Perché leggere “Mancarsi” di Diego De Silva
di Marcella Onnis
«Ci censuriamo continuamente per paura di deludere, offendere, restare soli. Non difendiamo i nostri pensieri e li svendiamo per poco o niente, barattandoli con la dose minima di quieto vivere che ci lascia in quella tollerabile infelicità che non capiamo nemmeno di cosa sia fatta, esattamente. Siamo piuttosto ignoranti in materia d’infelicità, soprattutto della nostra. È per via di questa reticenza che quando ritroviamo i nostri pensieri nei libri, sembra che ce li tolgano di bocca con tutte le parole. Allora li rivalutiamo. Ci viene voglia di riprenderceli, di difenderli. In un certo senso, cominciamo a parlare.»
In questo passaggio – non a caso stracitato – io credo sia racchiuso il segreto del successo del libro da cui è tratto: Mancarsi di Diego De Silva. Pagine e pagine che sembrano la trascrizione fedele dei nostri pensieri, dei nostri moti dell’anima.
Contrariamente a quello che si potrebbe pensare leggendo la trama (due persone fatte l’una per l’altra che, però, non si incontrano mai, pur frequentando lo stesso locale), infatti, in questo romanzo l’amore non è l’unico tema trattato. De Silva vi sviscera le dinamiche dei rapporti interpersonali in generale. Rapporti di cui l’amore è solo una tipologia… ma essendo quella a cui quasi tutti diamo più importanza, è anche quella a cui lui più ha dato attenzione.
Ed è grazie a questa attenzione che ha saputo cogliere verità che sanno forse di scoperta dell’acqua calda, ma per le quali abbiamo bisogno di un promemoria, posto che, spesso, ci ritroviamo a fare docce fredde. Per esempio, il peso dei dettagli di un sorriso (per citare Gianni Zanata e il suo ultimo romanzo), di uno sguardo, di un gesto… Da questi, anche se di per sé insignificanti, tante e tante volte dipende la nascita e, purtroppo, la fine di un legame: «Il dolore e la felicità sono fatti soprattutto di cianfrusaglie, paccottiglia, ingombri da soffitta di cui non riusciamo a disfarci anche quando abbiamo smesso definitivamente di usarli ed escludiamo che ci possano tornare utili.»
De Silva dedica, inoltre, molta attenzione – lo si può intuire dalle precedenti citazioni – alla felicità e all’infelicità, due sentimenti opposti la cui esistenza è strettamente legata alla misura di libertà di cui si dispone. Ed è riguardo a questo valore che l’autore offre un altro interessante spunto di riflessione: «C’era qualcosa di miserevole nel dilapidare la libertà.

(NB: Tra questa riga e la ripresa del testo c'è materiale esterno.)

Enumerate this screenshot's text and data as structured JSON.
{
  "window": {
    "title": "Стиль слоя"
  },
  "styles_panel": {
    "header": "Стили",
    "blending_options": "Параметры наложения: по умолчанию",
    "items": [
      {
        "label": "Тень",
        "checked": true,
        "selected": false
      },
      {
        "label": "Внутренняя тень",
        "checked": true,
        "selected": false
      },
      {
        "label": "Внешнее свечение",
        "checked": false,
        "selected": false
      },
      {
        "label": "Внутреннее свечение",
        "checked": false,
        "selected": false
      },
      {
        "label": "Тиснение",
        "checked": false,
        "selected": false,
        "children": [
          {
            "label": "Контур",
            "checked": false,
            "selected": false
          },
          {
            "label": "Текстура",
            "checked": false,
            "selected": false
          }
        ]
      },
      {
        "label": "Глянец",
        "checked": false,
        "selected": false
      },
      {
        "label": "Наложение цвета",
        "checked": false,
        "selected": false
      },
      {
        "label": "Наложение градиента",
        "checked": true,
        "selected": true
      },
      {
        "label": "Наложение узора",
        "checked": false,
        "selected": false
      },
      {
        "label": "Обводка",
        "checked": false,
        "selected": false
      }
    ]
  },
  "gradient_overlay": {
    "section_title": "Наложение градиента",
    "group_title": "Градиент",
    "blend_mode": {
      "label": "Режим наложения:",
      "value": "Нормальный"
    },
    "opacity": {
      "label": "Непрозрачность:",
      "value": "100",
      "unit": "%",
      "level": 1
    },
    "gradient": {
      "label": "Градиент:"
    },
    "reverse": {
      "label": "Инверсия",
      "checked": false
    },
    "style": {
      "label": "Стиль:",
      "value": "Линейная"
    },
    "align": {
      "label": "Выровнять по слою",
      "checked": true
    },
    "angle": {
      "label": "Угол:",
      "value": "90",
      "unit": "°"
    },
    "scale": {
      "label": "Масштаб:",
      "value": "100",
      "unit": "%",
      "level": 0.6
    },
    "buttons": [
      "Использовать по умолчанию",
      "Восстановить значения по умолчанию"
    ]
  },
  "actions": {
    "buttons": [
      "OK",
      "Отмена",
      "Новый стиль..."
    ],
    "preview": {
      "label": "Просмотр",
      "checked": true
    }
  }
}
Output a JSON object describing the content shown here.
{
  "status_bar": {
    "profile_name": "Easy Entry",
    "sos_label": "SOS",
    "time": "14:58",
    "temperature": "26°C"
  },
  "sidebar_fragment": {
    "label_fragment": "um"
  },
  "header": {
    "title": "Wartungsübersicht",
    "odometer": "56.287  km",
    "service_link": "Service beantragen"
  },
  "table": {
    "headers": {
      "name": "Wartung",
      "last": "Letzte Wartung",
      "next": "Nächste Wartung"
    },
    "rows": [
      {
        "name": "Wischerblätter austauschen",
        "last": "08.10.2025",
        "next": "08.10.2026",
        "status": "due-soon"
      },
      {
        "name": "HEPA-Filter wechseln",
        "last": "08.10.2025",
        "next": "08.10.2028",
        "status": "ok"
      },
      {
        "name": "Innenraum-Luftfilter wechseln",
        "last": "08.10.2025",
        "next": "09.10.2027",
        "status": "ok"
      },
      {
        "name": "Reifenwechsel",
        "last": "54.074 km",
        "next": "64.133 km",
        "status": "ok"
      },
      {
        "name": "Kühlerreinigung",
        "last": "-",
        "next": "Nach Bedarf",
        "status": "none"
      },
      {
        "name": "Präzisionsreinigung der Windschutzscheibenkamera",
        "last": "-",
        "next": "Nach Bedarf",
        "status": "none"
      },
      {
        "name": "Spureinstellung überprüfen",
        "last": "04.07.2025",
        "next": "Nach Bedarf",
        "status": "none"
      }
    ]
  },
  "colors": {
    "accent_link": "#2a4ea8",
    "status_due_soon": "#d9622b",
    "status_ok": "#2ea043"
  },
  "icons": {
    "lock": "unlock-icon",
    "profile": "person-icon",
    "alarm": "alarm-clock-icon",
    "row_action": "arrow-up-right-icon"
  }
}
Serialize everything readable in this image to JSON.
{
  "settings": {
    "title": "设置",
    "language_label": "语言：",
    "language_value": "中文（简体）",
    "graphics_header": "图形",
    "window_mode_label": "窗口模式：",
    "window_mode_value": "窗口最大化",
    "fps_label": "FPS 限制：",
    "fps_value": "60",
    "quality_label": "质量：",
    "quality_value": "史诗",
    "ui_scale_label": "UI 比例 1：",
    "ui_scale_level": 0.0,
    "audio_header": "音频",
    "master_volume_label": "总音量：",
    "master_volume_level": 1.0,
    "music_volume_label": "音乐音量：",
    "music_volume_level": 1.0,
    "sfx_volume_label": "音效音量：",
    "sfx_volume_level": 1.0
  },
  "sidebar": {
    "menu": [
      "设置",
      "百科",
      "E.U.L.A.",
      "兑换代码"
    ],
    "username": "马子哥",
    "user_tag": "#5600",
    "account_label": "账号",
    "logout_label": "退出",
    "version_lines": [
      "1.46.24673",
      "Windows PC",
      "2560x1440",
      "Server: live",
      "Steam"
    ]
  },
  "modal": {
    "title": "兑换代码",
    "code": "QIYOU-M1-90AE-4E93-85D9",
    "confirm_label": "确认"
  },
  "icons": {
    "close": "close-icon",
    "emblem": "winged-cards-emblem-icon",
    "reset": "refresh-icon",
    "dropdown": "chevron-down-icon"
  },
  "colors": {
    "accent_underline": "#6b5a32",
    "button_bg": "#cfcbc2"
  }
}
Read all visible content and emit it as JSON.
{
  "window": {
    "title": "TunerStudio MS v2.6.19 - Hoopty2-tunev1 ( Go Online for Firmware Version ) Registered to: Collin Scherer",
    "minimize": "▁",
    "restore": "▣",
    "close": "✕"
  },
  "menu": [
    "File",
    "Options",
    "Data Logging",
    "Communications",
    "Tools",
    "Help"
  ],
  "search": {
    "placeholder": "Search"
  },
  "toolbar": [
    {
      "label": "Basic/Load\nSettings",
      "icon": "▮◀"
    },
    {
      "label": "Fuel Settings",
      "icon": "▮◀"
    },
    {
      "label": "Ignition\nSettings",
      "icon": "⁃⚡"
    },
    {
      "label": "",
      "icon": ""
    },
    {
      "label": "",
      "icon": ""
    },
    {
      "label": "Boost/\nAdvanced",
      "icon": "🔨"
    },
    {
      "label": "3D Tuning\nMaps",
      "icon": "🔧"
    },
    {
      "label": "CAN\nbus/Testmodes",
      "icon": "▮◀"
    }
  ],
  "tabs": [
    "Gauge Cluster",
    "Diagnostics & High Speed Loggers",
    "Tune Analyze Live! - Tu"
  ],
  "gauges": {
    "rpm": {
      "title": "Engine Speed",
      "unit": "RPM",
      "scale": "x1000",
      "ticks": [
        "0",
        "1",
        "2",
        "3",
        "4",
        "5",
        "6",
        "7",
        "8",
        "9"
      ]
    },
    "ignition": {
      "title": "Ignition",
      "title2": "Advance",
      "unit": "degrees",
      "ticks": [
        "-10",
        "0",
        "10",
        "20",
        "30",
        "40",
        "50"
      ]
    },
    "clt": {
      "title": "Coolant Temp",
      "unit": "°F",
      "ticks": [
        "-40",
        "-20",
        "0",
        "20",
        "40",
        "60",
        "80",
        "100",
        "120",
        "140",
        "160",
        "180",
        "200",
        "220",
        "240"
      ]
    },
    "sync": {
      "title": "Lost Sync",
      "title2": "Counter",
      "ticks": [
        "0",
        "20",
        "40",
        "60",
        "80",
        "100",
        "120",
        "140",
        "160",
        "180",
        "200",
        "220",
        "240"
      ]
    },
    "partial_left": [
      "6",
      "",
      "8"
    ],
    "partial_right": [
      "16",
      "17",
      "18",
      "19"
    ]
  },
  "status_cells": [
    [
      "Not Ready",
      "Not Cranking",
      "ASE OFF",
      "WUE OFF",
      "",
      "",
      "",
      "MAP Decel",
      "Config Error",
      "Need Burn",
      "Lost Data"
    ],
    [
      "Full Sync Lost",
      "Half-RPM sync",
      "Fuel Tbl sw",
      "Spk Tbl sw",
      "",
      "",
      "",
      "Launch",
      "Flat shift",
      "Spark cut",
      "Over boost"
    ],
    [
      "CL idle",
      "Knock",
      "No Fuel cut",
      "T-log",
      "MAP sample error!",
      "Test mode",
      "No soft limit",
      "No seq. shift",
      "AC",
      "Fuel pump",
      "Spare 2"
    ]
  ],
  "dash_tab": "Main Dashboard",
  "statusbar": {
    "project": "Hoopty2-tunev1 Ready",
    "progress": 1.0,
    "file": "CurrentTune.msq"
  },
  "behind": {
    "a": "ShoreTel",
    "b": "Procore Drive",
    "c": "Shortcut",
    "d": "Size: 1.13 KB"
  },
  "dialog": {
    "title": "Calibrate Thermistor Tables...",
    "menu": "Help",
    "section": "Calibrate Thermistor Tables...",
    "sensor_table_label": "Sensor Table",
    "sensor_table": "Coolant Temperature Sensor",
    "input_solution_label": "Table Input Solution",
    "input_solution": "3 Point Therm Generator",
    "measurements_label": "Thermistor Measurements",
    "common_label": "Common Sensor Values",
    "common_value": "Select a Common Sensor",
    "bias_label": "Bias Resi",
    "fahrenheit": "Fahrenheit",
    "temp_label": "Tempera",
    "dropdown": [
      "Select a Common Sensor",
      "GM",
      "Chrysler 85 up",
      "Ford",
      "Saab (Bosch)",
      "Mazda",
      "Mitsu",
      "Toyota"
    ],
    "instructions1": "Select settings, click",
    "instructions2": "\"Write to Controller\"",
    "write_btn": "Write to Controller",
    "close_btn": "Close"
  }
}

Usarla le toglieva valore, la involgariva, l’abbassava di livello. La faceva diventare un potere qualsiasi. Era invece nel centellinarla, e più ancora nel rinunciarci, che Nicola si sentiva veramente libero. Trovava che il bello della libertà fosse nel minacciare di servirsene.»
Lo stile della narrazione è vivace e appropriato l’uso che l’autore fa della punteggiatura. Il periodare è lungo, è vero, come alcuni gli rimproverano, ma personalmente di rado ho perso il filo. Molto apprezzabile, inoltre, l’erotismo appena accennato con cui efficacemente descrive certi giochi di seduzione.
L’unico neo sta, purtroppo, nel finale, che chiaramente non svelerò. Mi limito a dire che una trama così poteva avere solo due esiti, entrambi destinati a scontentare qualcuno: non far mai incontrare i due protagonisti, lasciando almeno i più romantici con l’amaro in bocca, o farli incontrare rinunciando però alla coerenza, con disappunto dei più razionali.